A Galway mother of four sick children has pleaded for help after her husband died suddenly less than two months ago.
Aine Crosse, who lives in Kinvara, spoke to Joe Duffy on RTÉ Radio One on Wednesday about the tragedy that has befallen her in recent months, and the need for respite from her role as the primary carer for her children.
Aine’s husband, Gerry, who was just 51, had a massive heart attack on 17 June, leaving her to care for her four children.
Her eldest son Adam is 18 has lymphoma, and is going through chemotherapy. Her three other children have mitochondrial disease and are autistic.
Speaking to Joe, she said that her husband adored his children and would do anything for his family.
“It’s very hard wen you’re left alone with four children that are ill,” Aine said.

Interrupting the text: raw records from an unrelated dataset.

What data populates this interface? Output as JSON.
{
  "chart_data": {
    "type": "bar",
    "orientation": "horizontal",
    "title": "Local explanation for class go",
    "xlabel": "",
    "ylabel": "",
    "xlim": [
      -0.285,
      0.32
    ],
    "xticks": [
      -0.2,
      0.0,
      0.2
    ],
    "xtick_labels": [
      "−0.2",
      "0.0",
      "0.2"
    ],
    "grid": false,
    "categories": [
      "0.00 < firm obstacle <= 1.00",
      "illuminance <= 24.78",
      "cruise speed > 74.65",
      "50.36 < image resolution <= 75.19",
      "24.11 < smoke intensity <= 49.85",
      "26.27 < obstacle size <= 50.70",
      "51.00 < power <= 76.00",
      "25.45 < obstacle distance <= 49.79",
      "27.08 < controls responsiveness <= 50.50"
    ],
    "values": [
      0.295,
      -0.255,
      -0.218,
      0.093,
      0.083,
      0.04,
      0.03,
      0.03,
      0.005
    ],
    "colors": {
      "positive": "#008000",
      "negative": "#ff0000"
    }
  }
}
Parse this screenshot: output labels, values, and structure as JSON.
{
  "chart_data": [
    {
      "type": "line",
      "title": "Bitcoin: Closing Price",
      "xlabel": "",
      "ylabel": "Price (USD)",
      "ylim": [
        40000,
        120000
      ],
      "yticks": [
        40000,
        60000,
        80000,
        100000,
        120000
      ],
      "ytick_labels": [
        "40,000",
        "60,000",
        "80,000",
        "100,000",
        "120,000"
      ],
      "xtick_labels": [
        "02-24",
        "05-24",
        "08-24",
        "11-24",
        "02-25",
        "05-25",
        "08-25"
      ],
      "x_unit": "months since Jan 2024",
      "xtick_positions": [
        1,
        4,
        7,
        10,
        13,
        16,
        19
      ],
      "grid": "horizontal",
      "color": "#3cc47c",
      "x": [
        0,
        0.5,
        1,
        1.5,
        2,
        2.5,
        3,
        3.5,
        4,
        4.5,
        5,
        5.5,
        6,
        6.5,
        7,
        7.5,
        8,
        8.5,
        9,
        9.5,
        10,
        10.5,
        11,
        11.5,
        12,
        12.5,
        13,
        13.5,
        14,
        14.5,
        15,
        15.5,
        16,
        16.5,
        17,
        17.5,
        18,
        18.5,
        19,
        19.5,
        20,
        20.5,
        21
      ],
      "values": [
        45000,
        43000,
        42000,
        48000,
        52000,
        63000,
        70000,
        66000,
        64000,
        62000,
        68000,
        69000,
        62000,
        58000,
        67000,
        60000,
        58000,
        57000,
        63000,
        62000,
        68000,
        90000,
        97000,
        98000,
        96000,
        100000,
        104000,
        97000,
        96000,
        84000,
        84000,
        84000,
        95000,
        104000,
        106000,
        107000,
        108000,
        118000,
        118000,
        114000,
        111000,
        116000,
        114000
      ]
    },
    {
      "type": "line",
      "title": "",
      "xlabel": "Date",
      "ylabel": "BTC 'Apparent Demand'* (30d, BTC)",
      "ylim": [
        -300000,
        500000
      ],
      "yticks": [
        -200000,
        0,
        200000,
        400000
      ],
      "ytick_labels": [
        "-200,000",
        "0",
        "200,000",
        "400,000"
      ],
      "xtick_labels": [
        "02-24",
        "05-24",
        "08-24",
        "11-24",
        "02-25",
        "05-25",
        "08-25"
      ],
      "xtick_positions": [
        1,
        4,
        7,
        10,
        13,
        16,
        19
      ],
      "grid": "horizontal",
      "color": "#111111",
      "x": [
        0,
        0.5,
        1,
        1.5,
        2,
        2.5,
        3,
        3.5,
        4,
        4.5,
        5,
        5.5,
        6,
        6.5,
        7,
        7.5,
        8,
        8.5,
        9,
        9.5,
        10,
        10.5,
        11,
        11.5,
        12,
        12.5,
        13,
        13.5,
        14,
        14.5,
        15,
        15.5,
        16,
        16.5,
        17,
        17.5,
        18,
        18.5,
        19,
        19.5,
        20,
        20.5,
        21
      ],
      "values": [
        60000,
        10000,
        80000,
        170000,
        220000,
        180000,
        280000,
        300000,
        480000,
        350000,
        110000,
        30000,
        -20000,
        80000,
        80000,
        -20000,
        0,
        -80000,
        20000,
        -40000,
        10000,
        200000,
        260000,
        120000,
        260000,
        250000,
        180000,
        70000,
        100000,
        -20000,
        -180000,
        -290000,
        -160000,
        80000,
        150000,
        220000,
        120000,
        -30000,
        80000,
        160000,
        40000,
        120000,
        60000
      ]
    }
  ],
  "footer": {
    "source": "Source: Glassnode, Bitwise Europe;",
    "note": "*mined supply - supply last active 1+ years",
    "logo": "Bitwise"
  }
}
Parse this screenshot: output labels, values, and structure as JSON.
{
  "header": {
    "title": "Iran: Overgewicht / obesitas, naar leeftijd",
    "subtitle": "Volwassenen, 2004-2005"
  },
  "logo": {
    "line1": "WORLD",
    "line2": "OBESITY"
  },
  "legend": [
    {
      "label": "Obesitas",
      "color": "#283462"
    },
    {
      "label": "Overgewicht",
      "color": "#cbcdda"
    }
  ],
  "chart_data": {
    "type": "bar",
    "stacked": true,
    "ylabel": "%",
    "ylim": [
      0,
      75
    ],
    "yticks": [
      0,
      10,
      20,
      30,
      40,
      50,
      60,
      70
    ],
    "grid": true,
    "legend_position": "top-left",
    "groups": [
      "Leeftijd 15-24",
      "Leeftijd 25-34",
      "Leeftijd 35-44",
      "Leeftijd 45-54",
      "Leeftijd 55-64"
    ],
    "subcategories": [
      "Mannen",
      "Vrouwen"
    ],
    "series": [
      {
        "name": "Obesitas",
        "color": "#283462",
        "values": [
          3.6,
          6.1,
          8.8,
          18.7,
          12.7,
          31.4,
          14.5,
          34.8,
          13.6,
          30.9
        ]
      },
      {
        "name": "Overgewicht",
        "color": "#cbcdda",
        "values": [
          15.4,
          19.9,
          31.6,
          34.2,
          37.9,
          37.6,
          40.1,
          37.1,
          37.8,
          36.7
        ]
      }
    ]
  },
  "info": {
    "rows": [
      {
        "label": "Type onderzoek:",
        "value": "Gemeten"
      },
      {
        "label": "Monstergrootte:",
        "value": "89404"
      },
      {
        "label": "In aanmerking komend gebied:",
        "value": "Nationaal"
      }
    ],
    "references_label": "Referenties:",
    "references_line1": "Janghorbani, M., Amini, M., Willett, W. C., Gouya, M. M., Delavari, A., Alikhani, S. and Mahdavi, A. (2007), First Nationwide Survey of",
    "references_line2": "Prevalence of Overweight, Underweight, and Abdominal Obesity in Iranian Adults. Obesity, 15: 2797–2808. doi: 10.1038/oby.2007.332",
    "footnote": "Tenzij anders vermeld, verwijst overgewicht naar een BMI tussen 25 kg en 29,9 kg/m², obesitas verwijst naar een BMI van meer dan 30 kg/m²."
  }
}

Adam was diagnosed with lymphoma in February – and Aine said that he’s doing okay, but that he is devastated about his father, who he tried to revive on the night he died.
Speaking about the mitochondrial disease her other children have, she said: “It is a degenerative disease of the muscles, the brain, the liver, the kidneys, the heart.
“So it’s kind of a time bomb but you have to just have to live with it. There’s nothing they can do, there’s no cure.
“And they’re also autistic – Lisa is severely autistic, she doesn’t sleep and she was hitting and the whole lot because her daddy was her carer and her lifeline and now he’s gone and she doesn’t understand.
“She keeps looking for him and therefore she doesn’t sleep at all,” she said.
Aine said that Lisa gets great support at school and that she has a great paediatrician. But she said that she needs respite as she is so tired.
“I’m bringing Adam to chemo, and I’m having to drag kids to chemotherapy with me and everything else because I can’t get respite – as children with special needs are invisible in this world.
“There’s no adequate financial support for them to get respite and it should be there because when situations like mine happen, which devastate families – there’s no help. There’s nothing.”
Aine has been offered just one hour a day of someone looking after the children – but she says this is not enough as the main problem is that Lisa is not sleeping.
“She sleeps for an hour and I’ll be up from between 2 and 4 and she’ll stay up all day,” she said.
“It’s a very lonely world when you’re sitting with your three children who have autism and your son has cancer and the love of your life has died.
“I was looking for at least two or three nights.
“Respite is like oxygen to a family with autism.”